A Letter to My Past Self
Mariam Elhouli
9/21/20252 min read
A Letter to My Past Self
Tonight, I stupidly scrolled aimlessly through endless reels, with no purpose other than trying to wind down after a massive work week. Twenty minutes later, my mind pulled me somewhere entirely unexpected—a corner of my childhood I hadn’t visited in years.
Jolting out of my scrolling trance, I grabbed my pencil and bedside journal. I began writing, letting the memories spill onto paper before my mind could tuck them back into the black box I keep deep in my heart.
I don’t usually bring that box to the surface. Many things inside it are too raw to face, no matter how much I think I’m ready. And yet, these memories came uninvited, slipping through the cracks of my consciousness.
I let the emotions wash over me, untangling each one carefully but without judgment. I analyzed them almost as if they didn’t belong to me—as if I were a stranger reading someone else’s story.
It was uncomfortable, yes. Vulnerable. Exposing. But it was also freeing.
I realized that the memories in my black box are not meant to hold me hostage. They are pieces of a journey that shaped me, moments I needed to survive rather than dwell on endlessly. By acknowledging them, I could release them. Free them. Free myself.
So I wrote a letter to my past self.
If I could write to you now, I would say this:
I see you. Even the scared, confused, chaotic parts of you that you tried to hide.
I forgive you for the mistakes, the self-doubt, the nights of loneliness you endured.

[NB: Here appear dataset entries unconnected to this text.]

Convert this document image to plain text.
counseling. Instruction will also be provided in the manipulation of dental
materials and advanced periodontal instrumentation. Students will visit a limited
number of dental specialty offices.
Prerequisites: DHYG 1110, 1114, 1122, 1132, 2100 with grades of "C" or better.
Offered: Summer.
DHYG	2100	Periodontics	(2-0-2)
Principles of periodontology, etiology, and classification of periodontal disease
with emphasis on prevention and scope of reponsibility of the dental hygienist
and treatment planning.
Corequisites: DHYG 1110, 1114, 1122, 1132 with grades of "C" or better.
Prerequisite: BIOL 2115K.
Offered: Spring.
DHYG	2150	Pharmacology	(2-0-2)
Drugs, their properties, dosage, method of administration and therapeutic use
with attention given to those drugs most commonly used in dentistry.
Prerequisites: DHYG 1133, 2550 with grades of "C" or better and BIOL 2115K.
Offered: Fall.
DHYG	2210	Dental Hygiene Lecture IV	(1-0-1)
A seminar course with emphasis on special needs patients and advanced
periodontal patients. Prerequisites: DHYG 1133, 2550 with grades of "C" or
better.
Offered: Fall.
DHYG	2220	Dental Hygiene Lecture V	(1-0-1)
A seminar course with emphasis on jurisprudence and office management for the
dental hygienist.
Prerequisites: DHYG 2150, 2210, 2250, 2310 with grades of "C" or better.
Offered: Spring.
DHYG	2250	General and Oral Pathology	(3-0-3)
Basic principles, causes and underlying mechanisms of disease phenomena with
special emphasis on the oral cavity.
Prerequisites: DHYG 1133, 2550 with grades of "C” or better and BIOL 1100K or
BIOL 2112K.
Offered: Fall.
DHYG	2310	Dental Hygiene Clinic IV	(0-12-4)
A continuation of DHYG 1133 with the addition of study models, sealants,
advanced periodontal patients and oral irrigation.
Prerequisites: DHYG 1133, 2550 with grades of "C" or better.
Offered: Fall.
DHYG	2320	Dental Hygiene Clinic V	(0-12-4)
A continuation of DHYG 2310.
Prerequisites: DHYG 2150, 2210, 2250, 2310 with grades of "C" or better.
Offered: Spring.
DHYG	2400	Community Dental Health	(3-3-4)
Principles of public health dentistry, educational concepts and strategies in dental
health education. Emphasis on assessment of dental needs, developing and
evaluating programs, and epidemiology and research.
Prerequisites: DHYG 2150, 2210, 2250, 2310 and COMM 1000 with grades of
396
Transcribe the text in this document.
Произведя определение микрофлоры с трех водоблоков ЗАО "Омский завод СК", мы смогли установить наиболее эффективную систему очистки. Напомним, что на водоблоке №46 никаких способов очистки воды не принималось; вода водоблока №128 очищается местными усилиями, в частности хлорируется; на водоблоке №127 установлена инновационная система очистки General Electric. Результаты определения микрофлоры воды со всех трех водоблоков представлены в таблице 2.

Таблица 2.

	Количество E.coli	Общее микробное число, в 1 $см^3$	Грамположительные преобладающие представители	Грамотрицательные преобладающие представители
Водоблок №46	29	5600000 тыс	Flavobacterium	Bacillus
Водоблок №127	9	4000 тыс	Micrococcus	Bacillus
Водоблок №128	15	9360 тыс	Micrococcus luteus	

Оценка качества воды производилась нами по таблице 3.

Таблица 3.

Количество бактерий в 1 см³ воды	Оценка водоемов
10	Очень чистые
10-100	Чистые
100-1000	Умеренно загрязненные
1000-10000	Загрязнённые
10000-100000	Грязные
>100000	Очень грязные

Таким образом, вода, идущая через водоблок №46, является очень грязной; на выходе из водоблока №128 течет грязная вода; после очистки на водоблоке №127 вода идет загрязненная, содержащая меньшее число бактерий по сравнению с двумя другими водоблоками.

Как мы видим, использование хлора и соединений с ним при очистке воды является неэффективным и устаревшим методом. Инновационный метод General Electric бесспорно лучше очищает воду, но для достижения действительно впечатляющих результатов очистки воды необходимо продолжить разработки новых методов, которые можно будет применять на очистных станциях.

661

You are not broken. You are learning, growing, surviving—and one day, all the chaos you feel will become part of your strength.
The chaotic mind that frustrates you now? That restless, racing, overthinking mind? It will carry you forward. It will let you feel deeply, create boldly, and connect with others in ways no one else can.
Pulling these memories from the depths, facing them head-on, reminded me that growth doesn’t always come from control. Sometimes it comes from surrender.
Surrendering to the emotions
Surrendering to the chaos
Surrendering to the reality of the past
Only then can we step forward lighter, wiser, and more compassionate with ourselves.
To Anyone Reading This
If your mind pulls you back to memories you thought were long buried, don’t run. Don’t hide. Sit with them. Let the emotions flow, examine them as gently as you can, and then let them go.
Your past doesn’t define you—it shapes you. And your chaotic mind, though messy, is the tool that will help you untangle, understand, and ultimately thrive.